日蓮宗の荒行は寒中の水行だけでなく、一日の睡眠は三時間、食事は粥のみ二回であることなど、人間の根本的な欲求である睡眠欲、食欲を極限まで削る厳しさだ。
当山でも同じ期間毎朝六時、将来荒行入行を志す若い僧侶二名が百日間の水行を続けた。都心の高層ビルから強く冷たい風が吹き下ろすこの寺では、水行用の四斗樽に氷が張る日もある。自ら進んで毎朝の寒修行を続けることはなかなかに厳しい。
そんな百日間が終わったころ、境内の梅が一輪の白い花を付けた。毎年この時期になると心待ちにしている光景だ。
松尾芭蕉に師事した服部嵐雪は「梅一輪 一輪ほどの 暖かさ」と詠んだ。寒さの中に少しの暖かさを見つけて、一輪また一輪とふやす。その香りに乗せて、冬の終わりが近いことを優しく控えめに伝えてくれる。だから「春告草」とも呼ばれる。昔から人々は梅の開花に冬が終わり、春が来ることを見ていた。
他にもある。空を飛ぶ鶯は「春告鳥」であり、海の鰊は「春告魚」と呼ばれる。「梅に鶯」は、絵に描いたような春到来の様だ。

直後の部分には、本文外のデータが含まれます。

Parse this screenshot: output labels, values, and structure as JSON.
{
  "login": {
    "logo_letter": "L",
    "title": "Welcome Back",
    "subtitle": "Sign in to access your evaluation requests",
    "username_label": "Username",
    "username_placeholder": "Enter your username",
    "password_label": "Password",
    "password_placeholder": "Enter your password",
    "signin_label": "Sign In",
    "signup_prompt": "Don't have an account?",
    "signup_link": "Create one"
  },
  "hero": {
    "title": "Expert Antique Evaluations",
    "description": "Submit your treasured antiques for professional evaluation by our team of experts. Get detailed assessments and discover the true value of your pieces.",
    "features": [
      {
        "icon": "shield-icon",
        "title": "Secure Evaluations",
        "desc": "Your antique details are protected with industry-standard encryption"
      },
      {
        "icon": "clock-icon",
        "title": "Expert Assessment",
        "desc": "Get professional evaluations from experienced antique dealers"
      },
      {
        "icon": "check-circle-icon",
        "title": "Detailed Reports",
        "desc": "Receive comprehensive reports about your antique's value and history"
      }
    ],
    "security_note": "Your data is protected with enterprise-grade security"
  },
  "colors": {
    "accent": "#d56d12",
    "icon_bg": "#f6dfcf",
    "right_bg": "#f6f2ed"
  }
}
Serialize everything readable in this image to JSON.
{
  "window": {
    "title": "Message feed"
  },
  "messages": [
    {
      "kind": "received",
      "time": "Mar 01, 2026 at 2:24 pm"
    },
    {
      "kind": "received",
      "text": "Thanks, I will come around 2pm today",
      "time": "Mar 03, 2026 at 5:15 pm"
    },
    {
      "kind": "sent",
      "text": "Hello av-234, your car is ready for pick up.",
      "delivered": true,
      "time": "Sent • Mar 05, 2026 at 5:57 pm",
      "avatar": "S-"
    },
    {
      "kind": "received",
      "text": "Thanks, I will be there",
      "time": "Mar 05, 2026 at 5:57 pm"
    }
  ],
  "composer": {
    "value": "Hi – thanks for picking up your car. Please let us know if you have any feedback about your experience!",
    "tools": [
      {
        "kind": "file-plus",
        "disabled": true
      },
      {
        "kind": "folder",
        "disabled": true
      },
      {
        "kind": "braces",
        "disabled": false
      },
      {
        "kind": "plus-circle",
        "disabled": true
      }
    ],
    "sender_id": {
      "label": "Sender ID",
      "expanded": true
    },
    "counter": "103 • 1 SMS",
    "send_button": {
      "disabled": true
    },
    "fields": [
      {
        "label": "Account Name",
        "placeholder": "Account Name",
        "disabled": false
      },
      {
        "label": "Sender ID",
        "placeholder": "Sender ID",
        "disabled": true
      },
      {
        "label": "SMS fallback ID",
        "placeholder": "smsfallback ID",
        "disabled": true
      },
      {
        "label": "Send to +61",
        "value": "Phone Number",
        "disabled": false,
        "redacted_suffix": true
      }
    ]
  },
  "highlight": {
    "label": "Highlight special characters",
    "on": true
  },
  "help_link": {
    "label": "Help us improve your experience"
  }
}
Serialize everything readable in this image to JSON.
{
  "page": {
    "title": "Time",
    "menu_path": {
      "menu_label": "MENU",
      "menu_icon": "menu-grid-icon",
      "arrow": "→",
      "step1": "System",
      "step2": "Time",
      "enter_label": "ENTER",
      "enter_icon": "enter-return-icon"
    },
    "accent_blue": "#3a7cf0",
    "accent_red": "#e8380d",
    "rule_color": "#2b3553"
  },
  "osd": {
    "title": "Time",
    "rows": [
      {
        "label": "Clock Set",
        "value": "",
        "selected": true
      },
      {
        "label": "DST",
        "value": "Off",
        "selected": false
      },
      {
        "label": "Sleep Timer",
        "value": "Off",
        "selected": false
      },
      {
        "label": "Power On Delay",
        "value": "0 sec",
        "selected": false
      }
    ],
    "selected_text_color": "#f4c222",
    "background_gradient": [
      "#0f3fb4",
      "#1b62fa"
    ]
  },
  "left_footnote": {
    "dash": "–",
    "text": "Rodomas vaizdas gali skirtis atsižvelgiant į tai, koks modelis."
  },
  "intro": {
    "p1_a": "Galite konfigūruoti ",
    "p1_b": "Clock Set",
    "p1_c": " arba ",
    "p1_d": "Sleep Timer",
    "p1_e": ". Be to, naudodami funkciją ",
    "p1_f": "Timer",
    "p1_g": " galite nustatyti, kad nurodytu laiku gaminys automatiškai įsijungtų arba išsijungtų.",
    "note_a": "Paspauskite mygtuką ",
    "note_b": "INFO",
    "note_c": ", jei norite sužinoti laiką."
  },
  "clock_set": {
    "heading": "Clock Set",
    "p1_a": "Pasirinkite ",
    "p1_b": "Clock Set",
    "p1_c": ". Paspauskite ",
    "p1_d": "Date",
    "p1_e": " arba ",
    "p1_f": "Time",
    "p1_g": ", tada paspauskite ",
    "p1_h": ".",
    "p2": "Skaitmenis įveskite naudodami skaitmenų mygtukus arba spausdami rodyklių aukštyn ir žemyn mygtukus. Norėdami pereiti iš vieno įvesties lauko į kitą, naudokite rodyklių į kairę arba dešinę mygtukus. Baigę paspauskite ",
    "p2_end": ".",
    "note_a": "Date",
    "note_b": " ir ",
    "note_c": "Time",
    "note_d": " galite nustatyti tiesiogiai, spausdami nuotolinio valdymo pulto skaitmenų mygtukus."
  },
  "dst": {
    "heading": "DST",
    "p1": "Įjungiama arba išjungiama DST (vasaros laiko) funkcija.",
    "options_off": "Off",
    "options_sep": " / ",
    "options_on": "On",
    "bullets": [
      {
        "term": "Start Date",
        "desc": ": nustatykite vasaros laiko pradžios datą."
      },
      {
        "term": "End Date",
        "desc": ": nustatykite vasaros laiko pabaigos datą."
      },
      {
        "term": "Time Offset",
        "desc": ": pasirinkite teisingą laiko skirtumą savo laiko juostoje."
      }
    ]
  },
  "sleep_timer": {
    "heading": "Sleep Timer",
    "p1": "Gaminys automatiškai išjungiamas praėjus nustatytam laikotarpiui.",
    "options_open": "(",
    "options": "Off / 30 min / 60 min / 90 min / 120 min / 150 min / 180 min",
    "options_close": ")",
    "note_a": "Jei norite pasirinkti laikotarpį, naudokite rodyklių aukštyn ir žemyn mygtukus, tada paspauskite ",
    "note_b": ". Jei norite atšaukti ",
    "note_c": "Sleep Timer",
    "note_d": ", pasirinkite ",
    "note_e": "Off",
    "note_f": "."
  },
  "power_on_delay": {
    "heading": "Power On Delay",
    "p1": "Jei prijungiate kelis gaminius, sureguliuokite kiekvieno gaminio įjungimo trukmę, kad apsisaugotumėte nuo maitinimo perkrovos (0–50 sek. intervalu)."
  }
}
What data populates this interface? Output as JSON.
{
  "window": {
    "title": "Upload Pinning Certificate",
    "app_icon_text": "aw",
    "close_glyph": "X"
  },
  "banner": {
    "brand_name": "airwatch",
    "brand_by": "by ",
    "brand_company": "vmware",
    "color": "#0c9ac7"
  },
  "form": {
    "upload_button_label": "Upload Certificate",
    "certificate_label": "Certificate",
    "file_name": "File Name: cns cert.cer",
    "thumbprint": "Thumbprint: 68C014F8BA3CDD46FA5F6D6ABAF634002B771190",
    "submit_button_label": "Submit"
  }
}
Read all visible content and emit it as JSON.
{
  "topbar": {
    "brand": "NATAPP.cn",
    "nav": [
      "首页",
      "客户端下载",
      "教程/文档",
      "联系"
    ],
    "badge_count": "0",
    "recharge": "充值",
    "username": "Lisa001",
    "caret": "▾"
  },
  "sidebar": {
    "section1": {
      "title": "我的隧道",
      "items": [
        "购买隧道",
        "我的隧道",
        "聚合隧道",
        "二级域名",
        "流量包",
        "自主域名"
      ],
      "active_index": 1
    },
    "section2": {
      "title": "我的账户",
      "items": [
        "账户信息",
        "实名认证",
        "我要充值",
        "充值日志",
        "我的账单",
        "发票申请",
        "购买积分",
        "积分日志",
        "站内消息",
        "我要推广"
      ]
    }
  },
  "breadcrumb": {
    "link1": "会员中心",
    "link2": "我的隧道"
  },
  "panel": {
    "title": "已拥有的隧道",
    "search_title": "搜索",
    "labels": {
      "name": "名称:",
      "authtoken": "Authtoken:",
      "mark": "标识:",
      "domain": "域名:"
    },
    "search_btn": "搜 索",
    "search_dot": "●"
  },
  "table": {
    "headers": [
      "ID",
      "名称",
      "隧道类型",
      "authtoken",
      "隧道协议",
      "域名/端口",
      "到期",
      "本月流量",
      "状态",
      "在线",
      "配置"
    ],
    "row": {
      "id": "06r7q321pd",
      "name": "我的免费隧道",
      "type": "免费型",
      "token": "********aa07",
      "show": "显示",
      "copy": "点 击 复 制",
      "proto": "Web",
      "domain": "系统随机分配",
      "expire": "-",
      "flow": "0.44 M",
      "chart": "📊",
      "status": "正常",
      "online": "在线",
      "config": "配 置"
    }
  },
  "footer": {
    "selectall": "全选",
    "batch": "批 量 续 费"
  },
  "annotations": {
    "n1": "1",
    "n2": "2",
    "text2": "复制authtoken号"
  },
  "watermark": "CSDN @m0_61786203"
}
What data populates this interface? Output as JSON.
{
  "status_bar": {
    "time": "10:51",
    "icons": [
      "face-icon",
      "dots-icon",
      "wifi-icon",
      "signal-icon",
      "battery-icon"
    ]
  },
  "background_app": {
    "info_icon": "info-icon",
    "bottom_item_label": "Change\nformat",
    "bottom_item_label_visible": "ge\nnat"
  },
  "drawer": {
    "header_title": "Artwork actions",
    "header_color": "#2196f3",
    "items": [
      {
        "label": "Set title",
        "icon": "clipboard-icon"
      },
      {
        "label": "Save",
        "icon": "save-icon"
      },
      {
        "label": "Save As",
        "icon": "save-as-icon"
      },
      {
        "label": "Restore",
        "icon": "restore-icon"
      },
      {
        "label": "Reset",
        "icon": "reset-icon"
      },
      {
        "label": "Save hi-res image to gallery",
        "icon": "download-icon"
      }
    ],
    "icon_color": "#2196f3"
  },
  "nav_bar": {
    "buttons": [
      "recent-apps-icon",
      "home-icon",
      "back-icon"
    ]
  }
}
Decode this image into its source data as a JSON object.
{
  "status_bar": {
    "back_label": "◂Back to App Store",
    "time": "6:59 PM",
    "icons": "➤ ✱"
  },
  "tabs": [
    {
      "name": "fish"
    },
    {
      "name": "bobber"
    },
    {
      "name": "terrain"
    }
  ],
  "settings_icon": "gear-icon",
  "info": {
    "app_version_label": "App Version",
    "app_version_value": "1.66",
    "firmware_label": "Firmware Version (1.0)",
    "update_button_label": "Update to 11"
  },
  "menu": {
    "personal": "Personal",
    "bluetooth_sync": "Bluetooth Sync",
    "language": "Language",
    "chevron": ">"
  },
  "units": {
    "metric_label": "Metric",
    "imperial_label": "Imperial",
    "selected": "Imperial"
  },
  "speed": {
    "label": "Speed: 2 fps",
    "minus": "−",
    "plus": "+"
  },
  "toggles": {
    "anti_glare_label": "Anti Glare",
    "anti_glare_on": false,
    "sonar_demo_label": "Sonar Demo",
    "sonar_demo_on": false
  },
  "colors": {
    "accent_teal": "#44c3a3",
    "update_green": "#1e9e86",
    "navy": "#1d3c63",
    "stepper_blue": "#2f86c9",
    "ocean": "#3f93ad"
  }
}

日蓮聖人は「鳥と虫とは鳴けども涙落ちず。日蓮は泣かねども涙ひまなし。この涙、世間のことにはあらず。ただひとえに法華経の故なり」との言葉を残された。
『法華経』にはこの法を信じ、行う人は必ず苦難を被ると説かれている。だから、私が数々の法難を受けることは正しく法華経を信行していることの証になる。私にとってそれはこの上ない喜びであり、流す涙はその喜びの涙である、と。
「苦あれば楽あり」というが、困難と喜びは切り離すことができない。苦労を喜ぶ人はいないが、現実には苦しみと喜びは表裏であり、その量は相半ばする。困難が少ない人の喜びは少なく、多い人の喜びは大きい。それは自然の摂理でもあろう。
春の訪れはうれしい。季節の巡りに感謝しながら迎えたい。